Deveriam ter esperado, passado a noite descansando os músculos esgotados e recuperando a sanidade, permitindo que as mentes se acalmassem, mas já haviam perdido tempo demais na subida, e tempo era a essência. O Vale os aguardava, clamando por eles, uma força maior que os puxava para o epicentro do desconhecido. O vão entre o Monte Cielo e o Monte Vespero era o lar do Valle degli Sconosciuti, completamente inexplorado e isolado. Quase mítico, nem a mais extensa das pesquisas tinha fornecido detalhes concretos a Neslihan e Aaron. Sabiam apenas que o gelo que cobria o local era quase impenetrável, soterrando qualquer vestígio da queda secular. Com apenas algumas horas ociosas, eles discutiam possibilidades e planos, enquanto Sandro permanecia alheio, e quando se levantaram, vestindo, calçando e prendendo os equipamentos, o motivo por tal logo se revelou.
Alessandro anunciou que os levaria apenas até aquele determinado ponto. E ele não parecia do tipo que recuava fácil. Aquilo acendeu um certo alerta de perigo na mente cautelosa de Aaron, a preocupação parecia aumentar cada vez mais e ele se perguntava se talvez não fosse melhor pegar na mão de Nes, dizer que tudo ia ficar bem e abortar a missão. Será que valia tanto a pena assim descobrir quem era sua alma gêmea? De que valeria saber de qualquer coisa se havia um grande risco de morrerem? ❛ Daqui em diante, vocês estão sozinhos ❜, foi o que disse, quase como um aviso. Aaron deveria ter escutado. Deveria ter reconsiderado. Mas Nes já tinha conseguido as autorizações, e não era como se ele fosse deixá-la seguir sozinha. E se havia uma coisa que sabia sobre a amiga, é que ela conseguia ser cabeça dura quando queria. Ainda mais do que ele.

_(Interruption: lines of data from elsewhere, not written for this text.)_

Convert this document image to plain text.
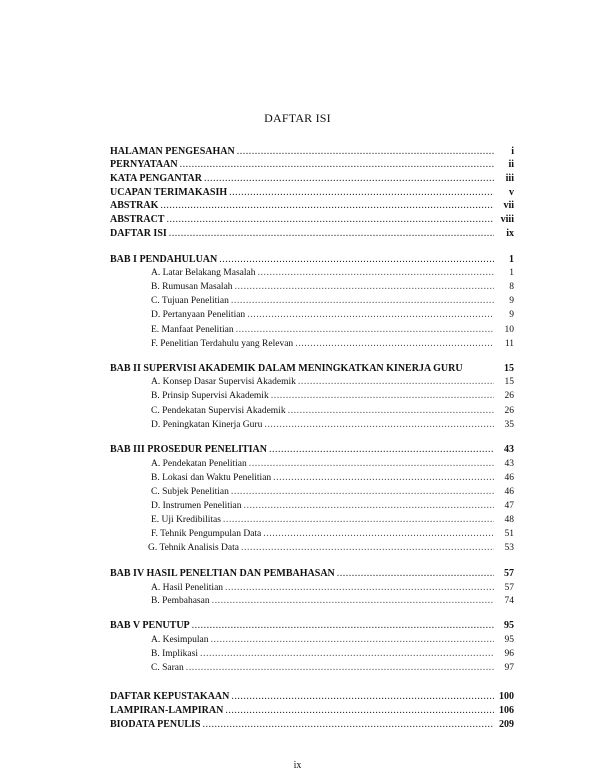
DAFTAR ISI
HALAMAN PENGESAHAN .....	i
PERNYATAAN .....	ii
KATA PENGANTAR .....	iii
UCAPAN TERIMAKASIH .....	v
ABSTRAK .....	vii
ABSTRACT .....	viii
DAFTAR ISI .....	ix
BAB I PENDAHULUAN .....	1
A. Latar Belakang Masalah .....	1
B. Rumusan Masalah .....	8
C. Tujuan Penelitian .....	9
D. Pertanyaan Penelitian .....	9
E. Manfaat Penelitian .....	10
F. Penelitian Terdahulu yang Relevan .....	11
BAB II SUPERVISI AKADEMIK DALAM MENINGKATKAN KINERJA GURU	15
A. Konsep Dasar Supervisi Akademik .....	15
B. Prinsip Supervisi Akademik .....	26
C. Pendekatan Supervisi Akademik .....	26
D. Peningkatan Kinerja Guru .....	35
BAB III PROSEDUR PENELITIAN .....	43
A. Pendekatan Penelitian .....	43
B. Lokasi dan Waktu Penelitian .....	46
C. Subjek Penelitian .....	46
D. Instrumen Penelitian .....	47
E. Uji Kredibilitas .....	48
F. Tehnik Pengumpulan Data .....	51
G. Tehnik Analisis Data .....	53
BAB IV HASIL PENELTIAN DAN PEMBAHASAN .....	57
A. Hasil Penelitian .....	57
B. Pembahasan .....	74
BAB V PENUTUP .....	95
A. Kesimpulan .....	95
B. Implikasi .....	96
C. Saran .....	97
DAFTAR KEPUSTAKAAN .....	100
LAMPIRAN-LAMPIRAN .....	106
BIODATA PENULIS .....	209
ix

Os olhos de Neslihan faiscavam em fúria, e não fosse pela necessidade do piolet para o retorno, teria arremessado o objeto pontiagudo na figura do homem de meia idade. Se ela pudesse, teria o enterrado no declive, para nunca mais ser encontrado. Fosse ela um pouco mais cuidadosa em seu raciocínio, anuviado pela impetuosidade dos sentimentos de indignação e raiva, um sinal teria ascendido aos pensamentos, um aviso de cautela em seu consciente. Com profanidades na ponta da língua, somente a urgência de seguir em frente e acabar com aquele mistério que parecia intrigar o Blackwell e algum dos outros, fez com que ela lançasse apenas o mais vil dos olhares a Alessandro, antes de seguir a passadas firmes as imediações do pico até o outro lado.

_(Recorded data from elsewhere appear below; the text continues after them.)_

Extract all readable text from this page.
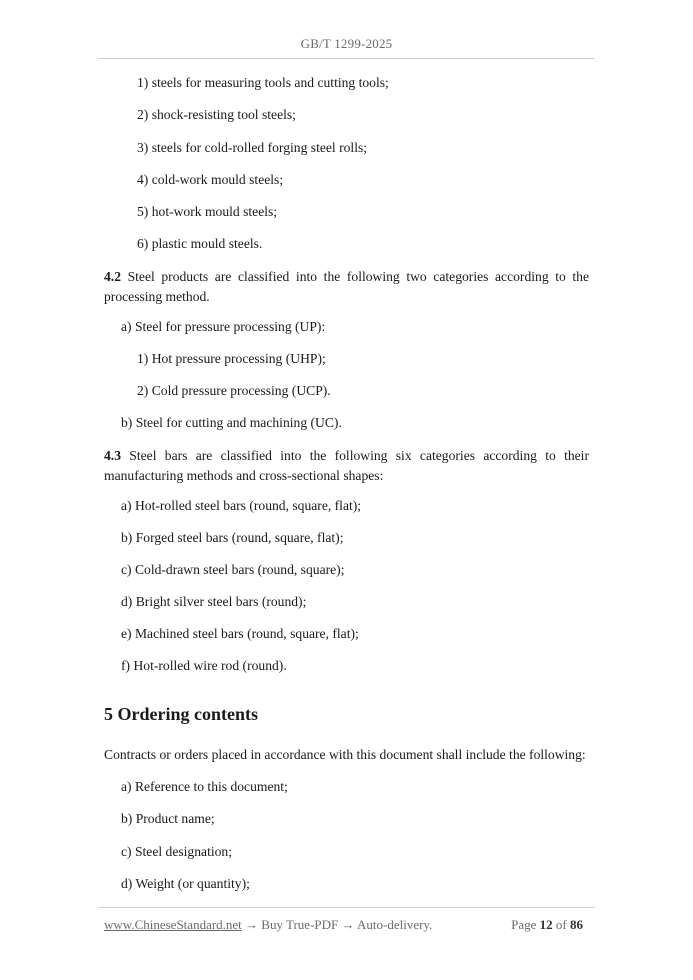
GB/T 1299-2025
1) steels for measuring tools and cutting tools;
2) shock-resisting tool steels;
3) steels for cold-rolled forging steel rolls;
4) cold-work mould steels;
5) hot-work mould steels;
6) plastic mould steels.
4.2 Steel products are classified into the following two categories according to the processing method.
a) Steel for pressure processing (UP):
1) Hot pressure processing (UHP);
2) Cold pressure processing (UCP).
b) Steel for cutting and machining (UC).
4.3 Steel bars are classified into the following six categories according to their manufacturing methods and cross-sectional shapes:
a) Hot-rolled steel bars (round, square, flat);
b) Forged steel bars (round, square, flat);
c) Cold-drawn steel bars (round, square);
d) Bright silver steel bars (round);
e) Machined steel bars (round, square, flat);
f) Hot-rolled wire rod (round).
5 Ordering contents
Contracts or orders placed in accordance with this document shall include the following:
a) Reference to this document;
b) Product name;
c) Steel designation;
d) Weight (or quantity);
www.ChineseStandard.net → Buy True-PDF → Auto-delivery.	Page 12 of 86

De acordo com o mapeamento feito por Aaron, deveriam permanecer na encosta no sentido Sul por alguns quilômetros e então Leste. A apenas alguns passos na direção necessária, uma cortina de neve parecia cair sobre eles, como se eles houvessem pisado em um sensor ativando o temporal gélido. Com a baixa visibilidade, e sem o auxílio do guia, eles não tinham opção alguma se não manterem-se presos um ao outro pela corda de poliamida. Algumas horas seguindo o que achavam ser a porção austral da descida, por sorte não eram surpreendidos por profundos crevasses, mas seracs pareciam se esgueirar pelas laterais, formando uma trilha quase transcendente. Quando se depararam com uma formação impossível de escalar, restou a eles a única opção de contorná-la, e com o primeiro movimento fora do esperado consultaram os GPSs. Para o completo desespero, a agulha que supostamente deveria estar magnetizada aos polos da Terra, se movia em todas as coordenadas possíveis, hora indicando um passo deles para o Norte, o seguinte para o Oeste, outro para o Sul, e cada um dado na mesma direção que o anterior.
Pressionando as palmas contra as pálpebras cerradas, Neslihan virou-se para Aaron, repousando a testa sobre o ombro masculino. Tomando profundas respirações, pânico parecia querer tomar conta de seus pulmões, apenas o peso da mão dele contra o próprio braço fazia com que parte do senso retornasse aos nervos. Lembrava-se então do telefone com sinal de satélite, e com esperança, retirava o aparelho do bolso, somente para perceber que ele também parecia estar com mal funcionamento. Eles estavam perdidos. Completamente perdidos. Recostando contra a formação de gelo, as têmporas latejavam. Eles tinham apenas uma garrafa de água entre eles e dois pacotes de frutas desidratadas até conseguirem a saída daquele inferno gélido.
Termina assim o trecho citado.